Only good java allowed
Without hyperbole, bad coffee is just plain wrong. We’ve returned from close to a month of access to our personal espresso world. Conclusion: in a proper universe, only good java would be allowed.
We began, years ago, as the people with a Melitta plastic filter holder and a bag of cheap ground from the local grocery. With the paper filters in the wrong size, of course. Add water that wasn’t particularly hot, and you can see where we ended up. Bad joe.
We next bundled a Bodum. One cup at a time, with hotter water, and the liquid was close to acceptable, particularly the one time we paid for better quality ground beans instead of the vacuum-sealed bricks that should be relegated to foundations. Far underground. Away from humans. But, I promised to avoid hyperbole.
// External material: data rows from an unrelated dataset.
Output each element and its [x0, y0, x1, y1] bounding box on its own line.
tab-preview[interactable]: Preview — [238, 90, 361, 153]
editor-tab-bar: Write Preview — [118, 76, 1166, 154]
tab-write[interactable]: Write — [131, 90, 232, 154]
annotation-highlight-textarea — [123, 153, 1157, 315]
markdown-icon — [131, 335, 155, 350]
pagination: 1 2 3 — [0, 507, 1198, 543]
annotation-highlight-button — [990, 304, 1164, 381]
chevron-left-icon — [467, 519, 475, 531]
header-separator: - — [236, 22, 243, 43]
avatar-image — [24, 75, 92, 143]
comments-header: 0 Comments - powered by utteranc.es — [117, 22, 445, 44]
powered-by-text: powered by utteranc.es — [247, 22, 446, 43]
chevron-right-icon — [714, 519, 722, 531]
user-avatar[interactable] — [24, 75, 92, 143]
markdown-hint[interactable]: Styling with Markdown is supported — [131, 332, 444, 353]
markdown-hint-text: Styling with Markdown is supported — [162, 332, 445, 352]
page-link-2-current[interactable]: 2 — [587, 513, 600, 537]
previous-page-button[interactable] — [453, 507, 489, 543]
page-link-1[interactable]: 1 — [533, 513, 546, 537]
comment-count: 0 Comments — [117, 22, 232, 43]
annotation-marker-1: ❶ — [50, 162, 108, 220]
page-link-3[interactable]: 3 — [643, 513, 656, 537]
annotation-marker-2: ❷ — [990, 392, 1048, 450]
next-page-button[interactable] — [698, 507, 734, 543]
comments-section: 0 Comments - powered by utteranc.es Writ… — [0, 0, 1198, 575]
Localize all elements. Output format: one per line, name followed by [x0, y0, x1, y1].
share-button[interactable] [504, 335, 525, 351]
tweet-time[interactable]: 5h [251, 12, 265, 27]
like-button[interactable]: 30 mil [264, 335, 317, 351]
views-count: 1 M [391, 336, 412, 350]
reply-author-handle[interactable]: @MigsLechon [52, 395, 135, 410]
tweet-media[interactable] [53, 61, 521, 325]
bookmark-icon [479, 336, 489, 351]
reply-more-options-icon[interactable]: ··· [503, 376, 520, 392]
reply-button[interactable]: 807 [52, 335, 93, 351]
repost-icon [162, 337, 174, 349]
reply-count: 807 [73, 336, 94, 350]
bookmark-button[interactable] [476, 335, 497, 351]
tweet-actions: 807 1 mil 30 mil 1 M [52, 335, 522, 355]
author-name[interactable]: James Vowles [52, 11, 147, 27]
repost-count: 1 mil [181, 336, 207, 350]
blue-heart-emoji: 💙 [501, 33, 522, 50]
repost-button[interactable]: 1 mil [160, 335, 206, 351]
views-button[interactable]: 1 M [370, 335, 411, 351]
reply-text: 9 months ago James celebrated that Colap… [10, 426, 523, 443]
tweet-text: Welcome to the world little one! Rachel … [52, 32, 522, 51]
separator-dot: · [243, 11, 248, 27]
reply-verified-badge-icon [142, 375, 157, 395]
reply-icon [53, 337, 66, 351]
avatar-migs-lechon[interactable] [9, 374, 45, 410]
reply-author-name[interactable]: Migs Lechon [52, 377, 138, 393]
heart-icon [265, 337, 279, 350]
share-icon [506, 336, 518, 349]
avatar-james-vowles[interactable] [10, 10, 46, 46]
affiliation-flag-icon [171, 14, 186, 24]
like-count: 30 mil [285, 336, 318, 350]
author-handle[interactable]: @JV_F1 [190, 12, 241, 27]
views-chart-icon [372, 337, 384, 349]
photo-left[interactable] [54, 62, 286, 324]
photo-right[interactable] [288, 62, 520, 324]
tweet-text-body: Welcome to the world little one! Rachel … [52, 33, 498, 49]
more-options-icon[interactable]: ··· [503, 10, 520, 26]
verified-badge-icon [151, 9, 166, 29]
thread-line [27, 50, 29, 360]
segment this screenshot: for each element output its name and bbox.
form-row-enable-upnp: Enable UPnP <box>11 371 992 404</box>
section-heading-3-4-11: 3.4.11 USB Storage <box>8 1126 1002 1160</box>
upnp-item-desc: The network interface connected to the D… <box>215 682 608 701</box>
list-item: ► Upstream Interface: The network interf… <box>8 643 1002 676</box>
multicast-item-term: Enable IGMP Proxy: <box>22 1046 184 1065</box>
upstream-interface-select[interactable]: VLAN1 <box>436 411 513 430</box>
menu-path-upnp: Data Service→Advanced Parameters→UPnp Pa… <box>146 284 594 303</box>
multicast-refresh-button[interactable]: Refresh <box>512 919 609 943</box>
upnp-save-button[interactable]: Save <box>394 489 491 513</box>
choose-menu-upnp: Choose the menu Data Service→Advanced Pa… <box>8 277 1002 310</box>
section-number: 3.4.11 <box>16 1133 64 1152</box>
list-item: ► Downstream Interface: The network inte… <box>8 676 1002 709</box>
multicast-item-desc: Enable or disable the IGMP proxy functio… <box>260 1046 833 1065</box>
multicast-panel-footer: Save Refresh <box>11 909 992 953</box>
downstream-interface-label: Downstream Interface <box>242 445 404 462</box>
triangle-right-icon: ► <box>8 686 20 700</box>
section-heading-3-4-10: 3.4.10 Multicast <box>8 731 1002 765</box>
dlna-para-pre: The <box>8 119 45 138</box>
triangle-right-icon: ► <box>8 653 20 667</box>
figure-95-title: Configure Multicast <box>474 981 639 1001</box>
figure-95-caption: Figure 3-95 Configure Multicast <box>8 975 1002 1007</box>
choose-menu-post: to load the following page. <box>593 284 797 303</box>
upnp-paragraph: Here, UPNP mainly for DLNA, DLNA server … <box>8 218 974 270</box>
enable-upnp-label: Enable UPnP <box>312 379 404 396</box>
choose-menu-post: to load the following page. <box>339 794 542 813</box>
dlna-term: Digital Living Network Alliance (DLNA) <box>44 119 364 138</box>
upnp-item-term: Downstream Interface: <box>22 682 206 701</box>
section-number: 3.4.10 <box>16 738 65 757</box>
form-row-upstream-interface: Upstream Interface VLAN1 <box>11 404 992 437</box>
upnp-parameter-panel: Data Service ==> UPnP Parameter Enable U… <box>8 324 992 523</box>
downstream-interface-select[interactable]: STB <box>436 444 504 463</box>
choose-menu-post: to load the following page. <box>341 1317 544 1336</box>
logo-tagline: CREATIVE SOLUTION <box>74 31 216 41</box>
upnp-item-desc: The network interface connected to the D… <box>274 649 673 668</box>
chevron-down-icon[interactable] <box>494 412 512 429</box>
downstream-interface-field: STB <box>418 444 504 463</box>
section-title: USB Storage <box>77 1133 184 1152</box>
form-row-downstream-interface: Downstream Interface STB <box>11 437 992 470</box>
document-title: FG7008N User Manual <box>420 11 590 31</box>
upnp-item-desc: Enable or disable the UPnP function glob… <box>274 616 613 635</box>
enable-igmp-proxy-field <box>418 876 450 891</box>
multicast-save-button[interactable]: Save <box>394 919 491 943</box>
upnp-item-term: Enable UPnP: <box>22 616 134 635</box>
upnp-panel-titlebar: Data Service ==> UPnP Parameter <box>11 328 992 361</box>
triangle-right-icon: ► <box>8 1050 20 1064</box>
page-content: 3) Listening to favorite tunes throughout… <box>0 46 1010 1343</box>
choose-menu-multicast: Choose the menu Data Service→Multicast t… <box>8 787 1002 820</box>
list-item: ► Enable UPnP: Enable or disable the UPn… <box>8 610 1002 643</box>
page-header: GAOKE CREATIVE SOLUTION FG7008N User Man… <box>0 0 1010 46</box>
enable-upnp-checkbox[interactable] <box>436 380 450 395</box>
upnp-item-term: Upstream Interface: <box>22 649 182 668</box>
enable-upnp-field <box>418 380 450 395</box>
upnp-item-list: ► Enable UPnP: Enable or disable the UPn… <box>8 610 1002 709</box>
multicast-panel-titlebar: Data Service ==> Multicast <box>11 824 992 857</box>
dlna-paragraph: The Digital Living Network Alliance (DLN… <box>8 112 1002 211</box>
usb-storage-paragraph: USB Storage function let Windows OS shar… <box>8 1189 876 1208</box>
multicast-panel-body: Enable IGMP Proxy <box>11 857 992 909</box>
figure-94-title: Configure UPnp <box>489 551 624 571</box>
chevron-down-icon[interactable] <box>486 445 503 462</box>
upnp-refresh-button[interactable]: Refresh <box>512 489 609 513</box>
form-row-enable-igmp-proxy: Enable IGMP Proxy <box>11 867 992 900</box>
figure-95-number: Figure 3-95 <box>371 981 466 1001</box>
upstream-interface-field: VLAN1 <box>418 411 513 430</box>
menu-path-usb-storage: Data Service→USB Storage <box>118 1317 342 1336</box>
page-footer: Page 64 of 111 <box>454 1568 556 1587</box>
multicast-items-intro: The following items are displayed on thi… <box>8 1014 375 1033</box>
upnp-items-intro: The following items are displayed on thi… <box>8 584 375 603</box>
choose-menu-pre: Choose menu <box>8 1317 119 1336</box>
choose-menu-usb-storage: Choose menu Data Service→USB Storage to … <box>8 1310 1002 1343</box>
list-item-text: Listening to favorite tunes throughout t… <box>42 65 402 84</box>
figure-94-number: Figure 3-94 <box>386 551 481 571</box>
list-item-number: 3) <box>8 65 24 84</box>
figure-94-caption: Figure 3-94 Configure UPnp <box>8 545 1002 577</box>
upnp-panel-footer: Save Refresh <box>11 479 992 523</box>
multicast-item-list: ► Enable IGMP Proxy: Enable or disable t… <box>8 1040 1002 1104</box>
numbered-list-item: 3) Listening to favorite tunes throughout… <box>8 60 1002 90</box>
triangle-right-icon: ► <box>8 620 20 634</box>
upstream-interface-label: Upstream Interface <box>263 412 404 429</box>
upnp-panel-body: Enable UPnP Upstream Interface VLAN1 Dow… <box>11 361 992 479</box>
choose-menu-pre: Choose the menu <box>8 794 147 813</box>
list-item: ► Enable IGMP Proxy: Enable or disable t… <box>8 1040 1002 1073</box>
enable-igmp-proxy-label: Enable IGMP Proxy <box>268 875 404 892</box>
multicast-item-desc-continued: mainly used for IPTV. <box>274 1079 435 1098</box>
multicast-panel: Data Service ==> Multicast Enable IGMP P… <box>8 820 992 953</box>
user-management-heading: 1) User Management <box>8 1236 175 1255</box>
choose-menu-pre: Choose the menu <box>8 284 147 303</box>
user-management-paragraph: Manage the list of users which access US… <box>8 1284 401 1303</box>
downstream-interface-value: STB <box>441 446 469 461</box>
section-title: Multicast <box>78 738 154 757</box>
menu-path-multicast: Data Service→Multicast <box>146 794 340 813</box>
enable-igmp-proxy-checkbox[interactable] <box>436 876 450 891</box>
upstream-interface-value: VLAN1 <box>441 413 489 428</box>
Between two summers, the family splurged and equipped our kitchen with a proper espresso machine. Mr. Saeco, you make good coffee. The machine replaced our drip maker, the unused bottle of instant coffee not coffee, the Kitkat bars, the cappuchino flavoured icecream. Real coffee, especially after we found what kind of bean we preferred (Costa Rica Tarrazu) at Tatum in the old city. Ground one notch less fine than espresso. In kilogram quantities. Not picky, just clear in what works.
The return to camping was aided when we found a pair of “push-cups” at the scouting supply store, and agreed to use good beans. This summer, we fell short; another brick in the wall. By the end of three weeks, we actively sought out Timmy’s, even though it required a car ride to another part of the province.
That’s all over now. We have used up the last of the camping supply (as ballast in the green dumpster) and brought a new bag of ground up from the freezer. Equilibrium has been restored to the universe.